陸鶴羽唇角笑意更深,“那好,我們一言為定,你不許再反悔了。”
黎木樨蹙眉道:“你究竟想做什麼?”
陸鶴羽卻是給黎木樨倒了杯茶,語氣輕快的開口,“你猜猜看。”
黎木樨看了看茶,又看了看陸鶴羽,終是搖了搖頭,“我似乎從一開始,就不能完全猜透你的心思。”
陸鶴羽聞言輕笑,“我又何嘗不是如此呢?光是猜測你的心意,就用了那麼久。”
黎木樨歎了口氣,卻終還是道:“無論如何,看到你已經不會因為撤兵的事苦悶,我就放心了。”
陸鶴羽笑道:“就像你說的,明知已經沒有轉圜餘地,我自然不會一直糾結那些不可挽回的事。”
這話說得黎木樨有些將信將疑,不過思索片刻卻也釋然。
陸鶴羽雖說對光複大燕執念頗深,但他畢竟不是個遇到困難就止步不前的人,雖不知道陸鶴羽接下來的打算,但黎木樨想著,陸鶴羽畢竟是個有主見有頭腦的人,她也不必過於擔心。
當下點頭道:“如此便好。

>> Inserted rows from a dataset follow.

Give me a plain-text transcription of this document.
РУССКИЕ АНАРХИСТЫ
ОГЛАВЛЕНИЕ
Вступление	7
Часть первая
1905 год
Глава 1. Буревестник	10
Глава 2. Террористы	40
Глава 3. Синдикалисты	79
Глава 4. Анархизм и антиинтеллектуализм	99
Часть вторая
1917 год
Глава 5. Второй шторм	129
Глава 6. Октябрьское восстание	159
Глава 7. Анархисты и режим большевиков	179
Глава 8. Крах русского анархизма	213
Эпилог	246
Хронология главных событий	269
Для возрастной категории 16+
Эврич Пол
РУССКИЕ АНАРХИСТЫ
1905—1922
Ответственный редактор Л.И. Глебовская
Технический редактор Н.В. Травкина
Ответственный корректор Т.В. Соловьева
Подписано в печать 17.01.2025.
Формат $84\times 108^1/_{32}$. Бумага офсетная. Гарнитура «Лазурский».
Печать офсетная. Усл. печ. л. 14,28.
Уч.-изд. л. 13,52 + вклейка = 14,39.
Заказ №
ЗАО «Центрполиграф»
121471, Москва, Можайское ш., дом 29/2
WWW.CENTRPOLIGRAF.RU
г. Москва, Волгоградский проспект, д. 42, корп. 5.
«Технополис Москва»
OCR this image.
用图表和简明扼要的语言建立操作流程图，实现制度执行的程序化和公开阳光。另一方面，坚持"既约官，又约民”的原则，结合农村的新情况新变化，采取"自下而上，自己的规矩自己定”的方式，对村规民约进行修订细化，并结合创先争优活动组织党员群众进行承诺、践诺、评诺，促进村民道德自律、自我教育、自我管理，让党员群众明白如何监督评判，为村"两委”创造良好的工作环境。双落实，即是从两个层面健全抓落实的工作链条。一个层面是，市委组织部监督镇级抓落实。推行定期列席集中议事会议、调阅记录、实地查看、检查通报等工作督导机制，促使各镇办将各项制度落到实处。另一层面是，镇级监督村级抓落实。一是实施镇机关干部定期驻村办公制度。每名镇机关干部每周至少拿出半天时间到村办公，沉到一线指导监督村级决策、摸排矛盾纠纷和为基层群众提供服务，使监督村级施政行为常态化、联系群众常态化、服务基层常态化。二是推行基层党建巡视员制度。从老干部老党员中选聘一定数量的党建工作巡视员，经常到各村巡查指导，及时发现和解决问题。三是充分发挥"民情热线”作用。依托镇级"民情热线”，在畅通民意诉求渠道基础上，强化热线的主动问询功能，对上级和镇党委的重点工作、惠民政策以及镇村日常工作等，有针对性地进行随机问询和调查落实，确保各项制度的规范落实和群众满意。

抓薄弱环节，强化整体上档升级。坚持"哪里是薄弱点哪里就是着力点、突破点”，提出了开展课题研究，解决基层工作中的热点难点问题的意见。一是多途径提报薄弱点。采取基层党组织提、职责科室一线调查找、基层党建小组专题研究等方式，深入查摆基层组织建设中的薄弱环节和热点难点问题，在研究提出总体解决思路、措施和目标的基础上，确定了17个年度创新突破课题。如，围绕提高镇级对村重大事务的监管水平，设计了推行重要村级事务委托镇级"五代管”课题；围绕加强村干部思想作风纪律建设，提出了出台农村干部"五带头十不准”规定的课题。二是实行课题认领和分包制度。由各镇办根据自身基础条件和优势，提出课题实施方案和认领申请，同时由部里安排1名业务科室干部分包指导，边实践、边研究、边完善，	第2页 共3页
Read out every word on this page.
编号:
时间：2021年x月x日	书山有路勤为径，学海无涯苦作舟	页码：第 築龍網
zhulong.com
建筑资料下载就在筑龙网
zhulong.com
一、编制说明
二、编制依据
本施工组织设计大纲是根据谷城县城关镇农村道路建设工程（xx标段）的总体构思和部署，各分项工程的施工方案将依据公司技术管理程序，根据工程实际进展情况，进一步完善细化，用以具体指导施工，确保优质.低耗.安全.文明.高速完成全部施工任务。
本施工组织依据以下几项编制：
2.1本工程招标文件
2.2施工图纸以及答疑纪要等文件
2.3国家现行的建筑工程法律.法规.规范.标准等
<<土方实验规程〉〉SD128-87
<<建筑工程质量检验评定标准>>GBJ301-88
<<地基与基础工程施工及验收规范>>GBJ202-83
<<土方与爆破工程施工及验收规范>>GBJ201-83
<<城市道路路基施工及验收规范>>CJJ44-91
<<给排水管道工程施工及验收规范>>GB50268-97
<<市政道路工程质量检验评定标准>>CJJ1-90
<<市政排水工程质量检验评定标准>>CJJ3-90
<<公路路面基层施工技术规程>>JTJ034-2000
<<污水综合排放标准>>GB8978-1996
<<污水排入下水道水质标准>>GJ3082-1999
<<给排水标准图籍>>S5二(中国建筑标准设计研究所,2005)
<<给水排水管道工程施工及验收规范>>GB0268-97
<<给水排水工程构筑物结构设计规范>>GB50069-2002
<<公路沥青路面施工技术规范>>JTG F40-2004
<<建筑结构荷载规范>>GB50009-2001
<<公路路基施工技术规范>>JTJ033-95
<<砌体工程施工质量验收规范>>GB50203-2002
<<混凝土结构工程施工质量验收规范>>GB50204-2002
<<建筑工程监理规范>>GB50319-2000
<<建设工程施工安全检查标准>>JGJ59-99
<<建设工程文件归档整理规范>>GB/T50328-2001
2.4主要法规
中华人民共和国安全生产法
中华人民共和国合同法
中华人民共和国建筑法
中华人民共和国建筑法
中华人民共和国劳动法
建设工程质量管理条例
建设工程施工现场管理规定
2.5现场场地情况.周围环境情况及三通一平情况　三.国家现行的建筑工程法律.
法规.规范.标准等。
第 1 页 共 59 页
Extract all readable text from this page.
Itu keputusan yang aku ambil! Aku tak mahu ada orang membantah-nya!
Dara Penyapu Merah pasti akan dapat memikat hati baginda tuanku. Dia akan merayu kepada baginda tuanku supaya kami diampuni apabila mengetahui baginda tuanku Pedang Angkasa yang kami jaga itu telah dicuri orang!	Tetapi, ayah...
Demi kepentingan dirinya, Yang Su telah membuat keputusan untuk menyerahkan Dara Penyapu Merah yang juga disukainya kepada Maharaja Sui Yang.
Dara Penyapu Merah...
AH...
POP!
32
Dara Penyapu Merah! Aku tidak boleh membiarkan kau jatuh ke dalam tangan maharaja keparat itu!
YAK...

”
陸鶴羽看著黎木樨,他麵上帶著笑,可心中卻是有些愧疚。
他怕是,又要讓黎木樨不開心了,但事已至此,若是不借此機會做些事,那才真是竹籃打水一場空。
……
三日後。
自上次陸鶴羽大殿之中吞聲忍淚,肝腸寸斷的表陳衷心之後,便一直稱病不再上朝。
期間孟秉煜的確是手段雷霆的處決了幾個當初在陸鶴羽背後捅刀子捅的最歡的大臣,但陸鶴羽一直稱病也讓孟秉煜心中不安。
終於,孟秉煜還是沒忍住,趁著如今許翌琛不在朝中,沒人在他跟前勸諫什麼帝王威儀,皇家尊嚴之類的規矩,乘著龍輦擺駕大將軍府。
皇帝駕到,便是陸鶴羽稱病閉門謝客,可也沒人敢攔著皇帝的禦駕,於是孟秉煜帶著人長驅直入,進了大將軍府直奔陸鶴羽臥房。
隻是到了陸鶴羽臥房外,孟秉煜卻是讓宮人都在外麵等著,他自己隻身一人進了陸鶴羽臥房。
房中陸鶴羽昏昏欲睡,聽到有人進來也沒有睜開眼,隻聲音虛浮的道:“該喝藥了?”
孟秉煜一進屋便聞到了濃鬱的藥味,不知道的還以為自己掉進藥缸裡了。
他見陸鶴羽昏昏沉沉似乎是不甚清醒的模樣,不由得走到床前坐下,伸手探了探陸鶴羽的額頭。
入手冰涼,不但不像習武之人比尋常人略高的體溫,甚至連普通人的體溫都不如。
孟秉煜輕聲道:“鶴羽,鶴羽?”
陸鶴羽似乎還在半夢半醒之間,隻聽到有人叫他,且聲音十分熟悉,便有些虛弱詢問,“誰?”
孟秉煜見陸鶴羽這般模樣,聯想到竟是自己把一個忠心耿耿的大將軍害的病入膏肓,當下心中愧疚,悲從中來,眼眶瞬間濕潤,聲音也有些哽咽的開口,“鶴羽,朕來看你了,你睜開眼睛看看朕,朕已經把那些進讒言說你有二心的人都砍了。”